Berita Terbaru – Imlek Hujan Datangkan Rejeki, Benarkah?

Memang tidak semua dari warga Tionghoa sangat percaya kalau adanya hujan berada di hari raya Imlek menjadi suatu tanda adanya rejeki nomplok. Hujan  pada saat hujan imlek sudah diyakini haya menjadi faktor cuaca saja.

“Emang ada hubungannya, ya enggaklah, memang nggak ada hubungannya,” ujar dari Ko Eng, dirinya adalah Wakil Ketua Yayasan Amurva Bhumi di Vihara Amurva Bhumi, Kuningan yang berada di Jakarta Selatan, Rabu (18/2/15).

Seperti anggapan dari Ko Eng, hujan pada saat imlek semata-mata karena adanya cuaca yang sedang masuk dalam musim hujan.

“Memang sudah identik  hujannya memang ini sudah memasuki cuaca yang hujannya sangat deras. Harinya pas sudah jatuh berada di musim hujannya yang bisa dipastikan hujan turun,” terangnya lagi.

Senada yang sudah di ungkapkan oleh Ko Eng, Leo, dirinya juga memberikan suatu pengakuan tidak percaya kepada hal tersebut. Ini disebabkan karena dirinya tidak mempunyai suatu pembuktian ilmiah.

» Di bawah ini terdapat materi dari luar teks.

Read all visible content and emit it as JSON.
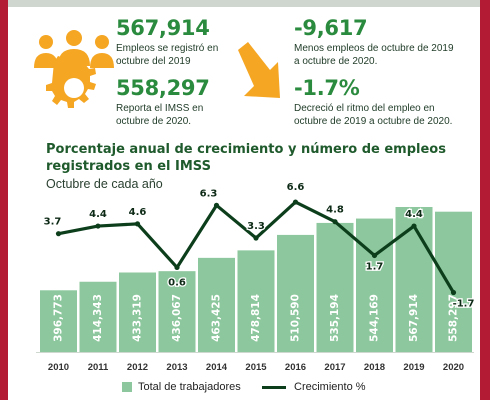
{
  "stats": {
    "total_value": "567,914",
    "total_label_1": "Empleos se registró en",
    "total_label_2": "octubre del 2019",
    "imss_value": "558,297",
    "imss_label_1": "Reporta el IMSS en",
    "imss_label_2": "octubre de 2020.",
    "diff_value": "-9,617",
    "diff_label_1": "Menos empleos de octubre de 2019",
    "diff_label_2": "a octubre de 2020.",
    "pct_value": "-1.7%",
    "pct_label_1": "Decreció el ritmo del empleo en",
    "pct_label_2": "octubre de 2019 a octubre de 2020."
  },
  "icons": [
    "people-gear-icon",
    "down-right-arrow-icon"
  ],
  "colors": {
    "accent_orange": "#f5a623",
    "bar_fill": "#8cc79d",
    "line": "#0c3e1c",
    "stat_green": "#2a8a3e",
    "frame_red": "#b31b34"
  },
  "chart_data": {
    "type": "bar",
    "title": "Porcentaje anual de crecimiento y número de empleos registrados en el IMSS",
    "subtitle": "Octubre de cada año",
    "categories": [
      "2010",
      "2011",
      "2012",
      "2013",
      "2014",
      "2015",
      "2016",
      "2017",
      "2018",
      "2019",
      "2020"
    ],
    "series": [
      {
        "name": "Total de trabajadores",
        "type": "bar",
        "values": [
          396773,
          414343,
          433319,
          436067,
          463425,
          478814,
          510590,
          535194,
          544169,
          567914,
          558297
        ],
        "labels": [
          "396,773",
          "414,343",
          "433,319",
          "436,067",
          "463,425",
          "478,814",
          "510,590",
          "535,194",
          "544,169",
          "567,914",
          "558,297"
        ]
      },
      {
        "name": "Crecimiento %",
        "type": "line",
        "values": [
          3.7,
          4.4,
          4.6,
          0.6,
          6.3,
          3.3,
          6.6,
          4.8,
          1.7,
          4.4,
          -1.7
        ],
        "labels": [
          "3.7",
          "4.4",
          "4.6",
          "0.6",
          "6.3",
          "3.3",
          "6.6",
          "4.8",
          "1.7",
          "4.4",
          "-1.7"
        ]
      }
    ],
    "legend": {
      "position": "bottom",
      "items": [
        "Total de trabajadores",
        "Crecimiento %"
      ]
    },
    "grid": false
  }
}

“Memang sudah sering menyebutkan kalau begitu akan tetapi tetap saja tidak percaya. Mitosnya memang enggak ada pembuktian yang ilmiah lainnya,” terang dari Leo menjelaskan lebih lanjut lagi.

Dari warga Tionghoa yang lainnya, bernama Jessica juga mengungkapkan hal yang sama. Jessica yang justru merasa sangat kesal jika adanya turun hujan berada di dalam perayaan Imleknya.

“Kalau saya pribadi sendiri sudah enggak percaya. Sebenarnya sih merasa bete juga karena ada suatu acara yang ada setahun sekali malah turun hujan,” ujar dari Jessica.

Berdasarkan prakiraan cuaca dari Badan Meteorologi Klimatologi dan Geofisika (BMKG), berada di esok harinya berada di tepat hari perayaan imlek akan berawan, bisa menimbulkan adanya turun hujan di pagi hari sampai sore hari.

Berada di malam hari seperti Jakarta masih tetap akan di guyur adanya hujan dan Kepulauan seribu mengalami hujan lebat, sedangkan dari sekitaran Jakarta pusat akan ada hujan sedang. Jadi keputusannya hujan bukan menjadi suatu mitos mendatangkan rejeki.